Le « Piluloscope » semble proposer le même processus, mouvement régénérateur d’existence et pourvoyeur d’altérité pacifiante. L’image recèlerait-elle des pouvoirs cachés ? Pouvoirs hérités d’un âge animiste où objets réels et images n’étaient pas totalement distincts. Ou comme le dit Susan Sontag [3] à la suite d’E.H Grombrich : « un temps où la chose et son image étaient simplement deux manifestations physiquement distinctes de la même énergie ou du même esprit ».

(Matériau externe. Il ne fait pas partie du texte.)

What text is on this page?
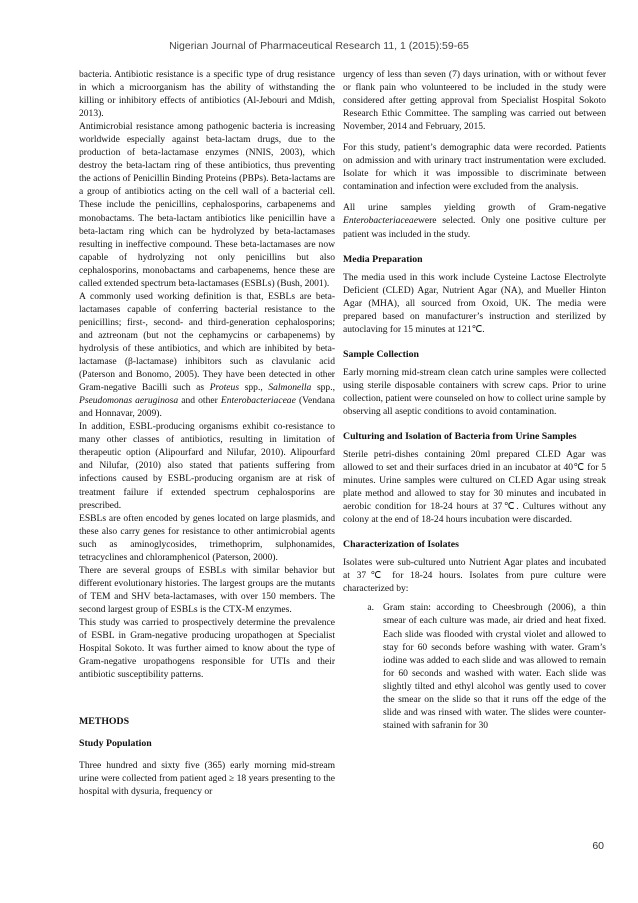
Nigerian Journal of Pharmaceutical Research 11, 1 (2015):59-65

bacteria. Antibiotic resistance is a specific type of drug resistance in which a microorganism has the ability of withstanding the killing or inhibitory effects of antibiotics (Al-Jebouri and Mdish, 2013).

Antimicrobial resistance among pathogenic bacteria is increasing worldwide especially against beta-lactam drugs, due to the production of beta-lactamase enzymes (NNIS, 2003), which destroy the beta-lactam ring of these antibiotics, thus preventing the actions of Penicillin Binding Proteins (PBPs). Beta-lactams are a group of antibiotics acting on the cell wall of a bacterial cell. These include the penicillins, cephalosporins, carbapenems and monobactams. The beta-lactam antibiotics like penicillin have a beta-lactam ring which can be hydrolyzed by beta-lactamases resulting in ineffective compound. These beta-lactamases are now capable of hydrolyzing not only penicillins but also cephalosporins, monobactams and carbapenems, hence these are called extended spectrum beta-lactamases (ESBLs) (Bush, 2001).

A commonly used working definition is that, ESBLs are beta-lactamases capable of conferring bacterial resistance to the penicillins; first-, second- and third-generation cephalosporins; and aztreonam (but not the cephamycins or carbapenems) by hydrolysis of these antibiotics, and which are inhibited by beta-lactamase (β-lactamase) inhibitors such as clavulanic acid (Paterson and Bonomo, 2005). They have been detected in other Gram-negative Bacilli such as Proteus spp., Salmonella spp., Pseudomonas aeruginosa and other Enterobacteriaceae (Vendana and Honnavar, 2009).

In addition, ESBL-producing organisms exhibit co-resistance to many other classes of antibiotics, resulting in limitation of therapeutic option (Alipourfard and Nilufar, 2010). Alipourfard and Nilufar, (2010) also stated that patients suffering from infections caused by ESBL-producing organism are at risk of treatment failure if extended spectrum cephalosporins are prescribed.

ESBLs are often encoded by genes located on large plasmids, and these also carry genes for resistance to other antimicrobial agents such as aminoglycosides, trimethoprim, sulphonamides, tetracyclines and chloramphenicol (Paterson, 2000).

There are several groups of ESBLs with similar behavior but different evolutionary histories. The largest groups are the mutants of TEM and SHV beta-lactamases, with over 150 members. The second largest group of ESBLs is the CTX-M enzymes.

This study was carried to prospectively determine the prevalence of ESBL in Gram-negative producing uropathogen at Specialist Hospital Sokoto. It was further aimed to know about the type of Gram-negative uropathogens responsible for UTIs and their antibiotic susceptibility patterns.

METHODS
Study Population

Three hundred and sixty five (365) early morning mid-stream urine were collected from patient aged ≥ 18 years presenting to the hospital with dysuria, frequency or

urgency of less than seven (7) days urination, with or without fever or flank pain who volunteered to be included in the study were considered after getting approval from Specialist Hospital Sokoto Research Ethic Committee. The sampling was carried out between November, 2014 and February, 2015.

For this study, patient’s demographic data were recorded. Patients on admission and with urinary tract instrumentation were excluded. Isolate for which it was impossible to discriminate between contamination and infection were excluded from the analysis.

All urine samples yielding growth of Gram-negative Enterobacteriaceaewere selected. Only one positive culture per patient was included in the study.

Media Preparation

The media used in this work include Cysteine Lactose Electrolyte Deficient (CLED) Agar, Nutrient Agar (NA), and Mueller Hinton Agar (MHA), all sourced from Oxoid, UK. The media were prepared based on manufacturer’s instruction and sterilized by autoclaving for 15 minutes at 121℃.

Sample Collection

Early morning mid-stream clean catch urine samples were collected using sterile disposable containers with screw caps. Prior to urine collection, patient were counseled on how to collect urine sample by observing all aseptic conditions to avoid contamination.

Culturing and Isolation of Bacteria from Urine Samples

Sterile petri-dishes containing 20ml prepared CLED Agar was allowed to set and their surfaces dried in an incubator at 40℃ for 5 minutes. Urine samples were cultured on CLED Agar using streak plate method and allowed to stay for 30 minutes and incubated in aerobic condition for 18-24 hours at 37℃. Cultures without any colony at the end of 18-24 hours incubation were discarded.

Characterization of Isolates

Isolates were sub-cultured unto Nutrient Agar plates and incubated at 37℃ for 18-24 hours. Isolates from pure culture were characterized by:

a. Gram stain: according to Cheesbrough (2006), a thin smear of each culture was made, air dried and heat fixed. Each slide was flooded with crystal violet and allowed to stay for 60 seconds before washing with water. Gram’s iodine was added to each slide and was allowed to remain for 60 seconds and washed with water. Each slide was slightly tilted and ethyl alcohol was gently used to cover the smear on the slide so that it runs off the edge of the slide and was rinsed with water. The slides were counter-stained with safranin for 30
60
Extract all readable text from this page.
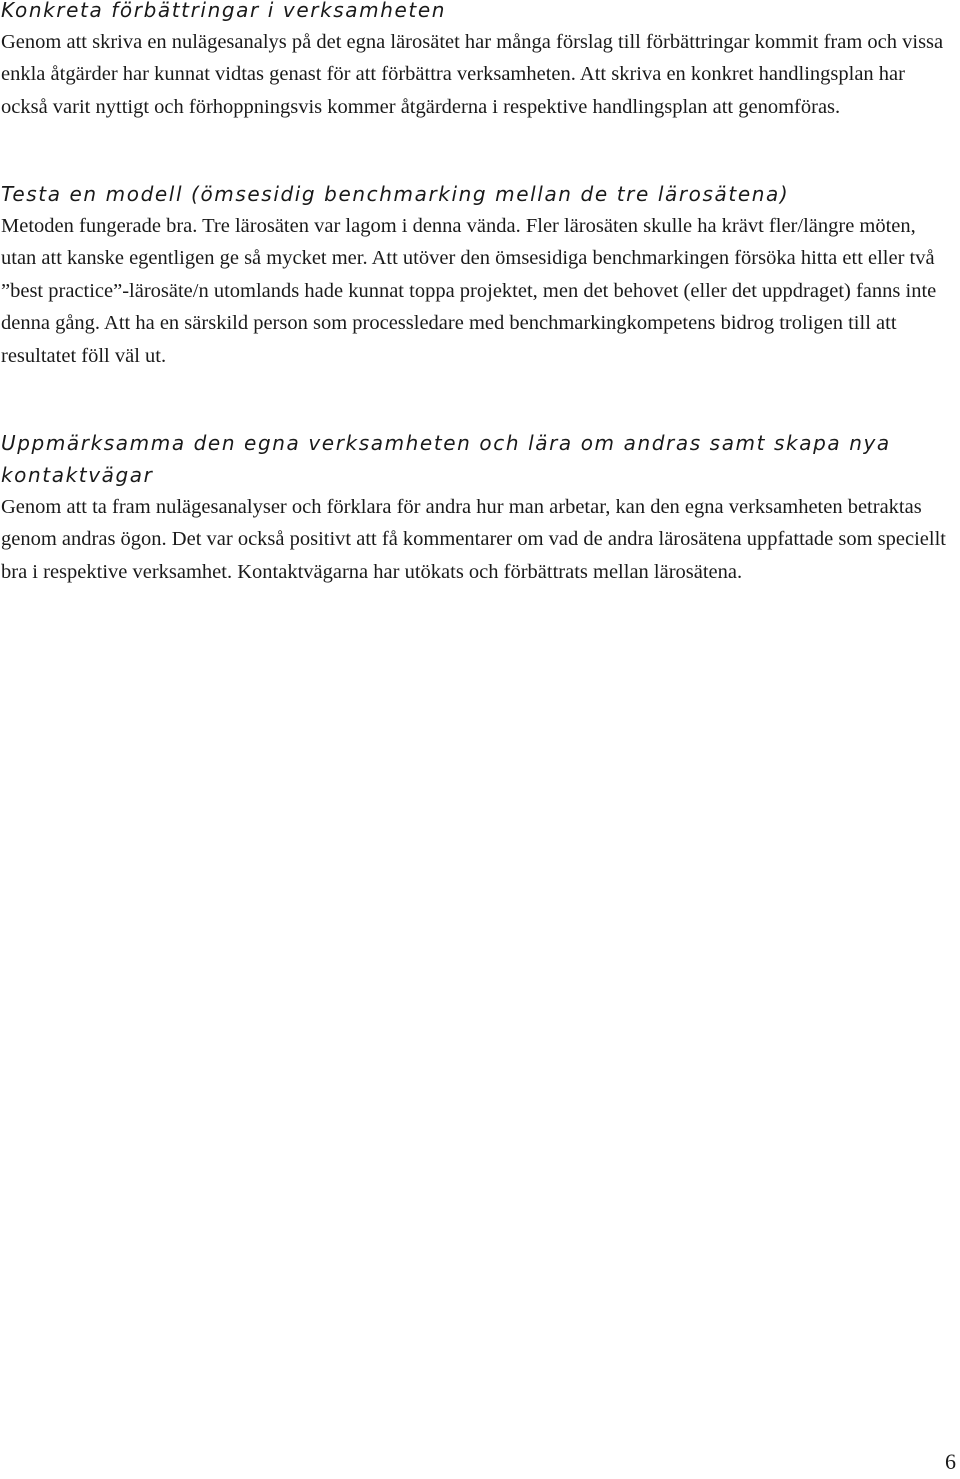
Konkreta förbättringar i verksamheten

Genom att skriva en nulägesanalys på det egna lärosätet har många förslag till förbättringar kommit fram och vissa enkla åtgärder har kunnat vidtas genast för att förbättra verksamheten. Att skriva en konkret handlingsplan har också varit nyttigt och förhoppningsvis kommer åtgärderna i respektive handlingsplan att genomföras.

Testa en modell (ömsesidig benchmarking mellan de tre lärosätena)

Metoden fungerade bra. Tre lärosäten var lagom i denna vända. Fler lärosäten skulle ha krävt fler/längre möten, utan att kanske egentligen ge så mycket mer. Att utöver den ömsesidiga benchmarkingen försöka hitta ett eller två ”best practice”-lärosäte/n utomlands hade kunnat toppa projektet, men det behovet (eller det uppdraget) fanns inte denna gång. Att ha en särskild person som processledare med benchmarkingkompetens bidrog troligen till att resultatet föll väl ut.

Uppmärksamma den egna verksamheten och lära om andras samt skapa nya kontaktvägar

Genom att ta fram nulägesanalyser och förklara för andra hur man arbetar, kan den egna verksamheten betraktas genom andras ögon. Det var också positivt att få kommentarer om vad de andra lärosätena uppfattade som speciellt bra i respektive verksamhet. Kontaktvägarna har utökats och förbättrats mellan lärosätena.

6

Au cœur de la dés-aide « covidienne », l’équipe d’éducateurs moniteurs aurait-elle tenté de retrouver magiquement ce « statut primitif » de l’image qui, en se substituant à la réalité, détiendrait la possibilité d’un pouvoir sur les événements ? Il y a la potentialité fantastique du photomaton, mais aussi son formalisme. Le résident par sa posture fixe de face nous introduit à une permanence. Modèle intemporel, iconique et transcendant, il semble nous indiquer une voie, un chemin vers le « sacré »…de la relation d’aide.
Nonobstant dans le monde empreint de réalisme qui est le nôtre, une photo d’identité n’est pas le visage lui-même. Ce visage dont Levinas [4] nous dit qu’il est l’irruption de l’autre dans mon existence, qu’il est d’emblée relation à l’autre.
L’épidémie de la Covid a confisqué l’appel des visages dans le réel et affolé la boussole temporelle. Le « Piluloscope », en rappelant l’opposition image (figée, datée)/visage (même masqué) a remis en mouvement un « hors champ » photographique peuplées de souvenirs, de fictions et d’histoires singulières avec les résidents. Car la carte n’est pas le territoire, n’en déplaise à Dorian Gray [5] et à son inquiétant et fantastique portrait qui vieillit à sa place. Portrait maléfique qui endosse les méfaits de son modèle exempt de toute responsabilité.
À rebours, le « Piluloscope » réintroduit dans le réel les vicissitudes des relations d’accompagnements et relance la valse relationnelle (transférentielle et contre-transférentielle) des prises en charges d’une équipe qui ne manque pas de s’en amuser et de s’en saisir. La marge de manœuvre était mince, mais le résultat est là.
Dans un contexte exceptionnel, où les conditions d’une continuité organisationnelle et psychique n’étaient plus garanties, une équipe inventive et déterminée s’est efforcée de retrouver le sens de son histoire professionnelle avec ses résidents.
Pour conjurer l’absence de visages et d’humanité, l’équipe a su puiser dans la matière créative de l’imaginaire pour étayer les formes habituelles d’un système symbolique inopérant. Propulsé par le désir de pouvoir à nouveau s’identifier, s’inspirer et se laisser modifier par la présence et la singularité de l’autre les éducateurs ont inventé le « Piluloscope ».
Surface de projection dynamique, le « Piluloscope » aura permis le « rapatriement » dans le champ éducatif et clinique d’une injonction de transfert des tâches vécue comme périlleuse et « hors métier ».
Injonction de « transfert /délégation » aux contours flous qui de façon plus globale nous alerte sur les gouvernances engagées depuis plusieurs années dans les établissements sanitaires et médicaux sociaux où le temporaire compréhensible face à l’urgence devient le permanent d’un fonctionnement juridique (responsabilités), professionnel (formations) et salarial (reconnaissances financières) inquiétant et incertain.
Le « Piluloscope » création originale nous rappelle enfin que face au mouvement « d’abrasion » des spécificités professionnelles (diplômes ne permettant plus de se situer par rapport aux autres champs d’interventions), seuls les professionnels de terrain aux prises avec le réel dans un champ bien défini par leurs compétences savent quel est leur rôle et ce qu’il convient de définir et d’imaginer pour accompagner au mieux les personnes dont ils ont la charge.